Okta Research and Exploitation (REX) security engineer Andrew Lee has discovered a vulnerability in Microsoft's Active Directory Federation Services (ADFS) that allows would-be malicious actors to bypass multi-factor authentication (MFA) safeguards, as long as they had full access to another user's credentials on the same ADFS service.

This is similar to taking a room key for a building and turning it into a skeleton key that works on every door in the building (but in this building each door requires two factors to open).

With the understanding of how most credential phishing attacks work nowadays, this exploit gives an actor an incredible advantage to expand compromises significantly.

Corporations rely on MFA to limit credential attacks, which might lead them to be susceptible to back-of-mind threats such as insider intrusions.

In other words, if just one employee in a massive, global company wanted to – or if a bad actor compromised the account of one employee – they could do a lot of harm by compromising unsuspecting colleagues, senior executives, or even the CEO.
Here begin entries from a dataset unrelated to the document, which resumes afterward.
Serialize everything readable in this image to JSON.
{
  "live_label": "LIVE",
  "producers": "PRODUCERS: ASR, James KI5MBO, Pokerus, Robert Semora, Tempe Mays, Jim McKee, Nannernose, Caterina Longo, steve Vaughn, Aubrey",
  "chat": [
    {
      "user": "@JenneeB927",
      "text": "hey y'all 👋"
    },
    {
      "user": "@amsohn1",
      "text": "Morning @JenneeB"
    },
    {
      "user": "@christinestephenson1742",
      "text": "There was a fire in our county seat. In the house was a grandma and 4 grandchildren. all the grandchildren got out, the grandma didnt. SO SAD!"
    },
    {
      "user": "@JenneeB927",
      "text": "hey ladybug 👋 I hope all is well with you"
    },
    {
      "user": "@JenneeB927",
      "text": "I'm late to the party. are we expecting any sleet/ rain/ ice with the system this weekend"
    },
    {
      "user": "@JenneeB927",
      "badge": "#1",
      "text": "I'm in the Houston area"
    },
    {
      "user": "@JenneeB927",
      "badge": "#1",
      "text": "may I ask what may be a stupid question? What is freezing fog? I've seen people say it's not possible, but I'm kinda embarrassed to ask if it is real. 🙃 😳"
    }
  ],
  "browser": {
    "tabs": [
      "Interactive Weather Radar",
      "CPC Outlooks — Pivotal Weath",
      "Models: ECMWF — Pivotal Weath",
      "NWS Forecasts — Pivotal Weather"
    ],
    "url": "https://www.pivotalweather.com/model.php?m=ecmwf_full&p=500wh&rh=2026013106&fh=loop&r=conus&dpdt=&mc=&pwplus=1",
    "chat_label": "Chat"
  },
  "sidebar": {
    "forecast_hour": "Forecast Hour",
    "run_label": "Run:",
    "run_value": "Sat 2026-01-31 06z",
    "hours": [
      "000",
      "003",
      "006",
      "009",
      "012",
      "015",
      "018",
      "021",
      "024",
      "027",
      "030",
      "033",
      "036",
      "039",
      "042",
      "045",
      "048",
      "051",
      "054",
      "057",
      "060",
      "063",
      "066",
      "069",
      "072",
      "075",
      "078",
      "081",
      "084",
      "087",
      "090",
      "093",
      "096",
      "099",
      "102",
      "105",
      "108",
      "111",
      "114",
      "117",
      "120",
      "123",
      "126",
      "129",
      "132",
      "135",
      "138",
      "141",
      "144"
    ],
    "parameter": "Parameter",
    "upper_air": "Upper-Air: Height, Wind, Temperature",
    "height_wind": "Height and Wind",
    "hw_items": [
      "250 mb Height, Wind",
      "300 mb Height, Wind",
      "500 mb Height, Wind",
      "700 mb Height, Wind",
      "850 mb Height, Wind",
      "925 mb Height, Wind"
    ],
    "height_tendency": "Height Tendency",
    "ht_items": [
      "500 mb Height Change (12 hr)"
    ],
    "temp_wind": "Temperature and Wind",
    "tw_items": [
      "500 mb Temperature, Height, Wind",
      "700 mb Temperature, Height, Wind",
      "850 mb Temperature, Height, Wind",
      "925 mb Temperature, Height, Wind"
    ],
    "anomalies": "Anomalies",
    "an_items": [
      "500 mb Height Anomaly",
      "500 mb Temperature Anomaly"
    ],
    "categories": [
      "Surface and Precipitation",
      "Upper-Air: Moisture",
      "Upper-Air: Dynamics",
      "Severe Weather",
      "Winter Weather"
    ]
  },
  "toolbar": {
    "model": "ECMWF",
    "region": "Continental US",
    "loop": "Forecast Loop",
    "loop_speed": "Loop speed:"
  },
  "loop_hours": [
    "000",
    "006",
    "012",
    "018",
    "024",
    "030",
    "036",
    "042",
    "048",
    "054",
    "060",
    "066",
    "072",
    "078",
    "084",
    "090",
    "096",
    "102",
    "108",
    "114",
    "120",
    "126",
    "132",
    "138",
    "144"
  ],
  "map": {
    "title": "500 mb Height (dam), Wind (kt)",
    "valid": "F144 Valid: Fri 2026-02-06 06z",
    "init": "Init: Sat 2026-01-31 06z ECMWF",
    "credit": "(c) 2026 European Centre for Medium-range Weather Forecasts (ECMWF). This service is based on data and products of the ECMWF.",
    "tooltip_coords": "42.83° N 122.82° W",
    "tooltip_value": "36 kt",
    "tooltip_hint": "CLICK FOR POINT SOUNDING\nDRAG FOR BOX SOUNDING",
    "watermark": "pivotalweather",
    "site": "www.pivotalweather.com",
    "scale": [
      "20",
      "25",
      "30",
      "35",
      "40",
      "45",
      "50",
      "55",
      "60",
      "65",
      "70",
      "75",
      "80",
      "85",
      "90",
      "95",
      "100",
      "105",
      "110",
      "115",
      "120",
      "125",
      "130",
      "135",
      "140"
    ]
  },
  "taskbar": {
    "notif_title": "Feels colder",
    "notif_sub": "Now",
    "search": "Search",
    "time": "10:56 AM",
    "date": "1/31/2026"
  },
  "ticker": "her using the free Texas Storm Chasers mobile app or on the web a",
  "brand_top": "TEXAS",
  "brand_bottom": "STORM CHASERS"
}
In the discovery of this vulnerability, REX adhered to Okta's responsible disclosure process to identify the vulnerability and report it to Microsoft.

A fix has been released, but because ADFS is an on-premises solution, customers and IT administrators are strongly encouraged to stay on their toes and patch their systems to ensure the security of their organizations.

SecurityBrief spoke to Okta REX director Mattias Brutti about the vulnerability discovered.

How can the affected parties mitigate the risk this vulnerability presents?

This is a vulnerability on the ADFS service so the only thing people can truly do is apply the patch.

Microsoft has listened to our recommendations and they should be releasing the patch which should solve the vulnerability.

This is not a vulnerability on Microsoft MFA, this affects every single third-party vendor - including Okta - that provide an agent for ADFS to MFA.

Every single vendor that connects to it, as far as we know, is susceptible to this vulnerability.

A lot of people rely on Active Directory to integrate between on-premise software and the cloud, you have to use ADFS to build the systems that integrate with other providers such as Okta.

What communication has Okta had with Microsoft? 

They've provided a patch date of August 14 and they also provided us with a CVE (common vulnerabilities and exposures) for it accepting that the vulnerability exists.

This gives us a unique ID for that vulnerability that we can publish and reference.

How does this affect the security of MFA?

MFA has provided us with a unique identifier for each user in order to prevent people from getting phished.

No matter how good you are with your credentials and how good your security is, people are going to get phished.

Somebody is going to steal your credentials, or even worse.

One of the common techniques that penetration testers (pentesters) use is compromising service accounts during pentests, because the service accounts are real accounts without MFA set up, is take the credentials from the service account, set up an MFA, and then they don't even need to compromise anyone because after setting up that MFA, they have the MFA for everybody else.

It lowers the complexity for the attack - you now only need one MFA.

Do you see the industry moving away from MFA after the recent spate of MFA compromises? 

No, this is just a simple mistake.

MFA is something that actually works, it's great and people should use it all the time, regardless of this vulnerability.

People sometimes take MFA as a silver bullet - it is not a silver bullet.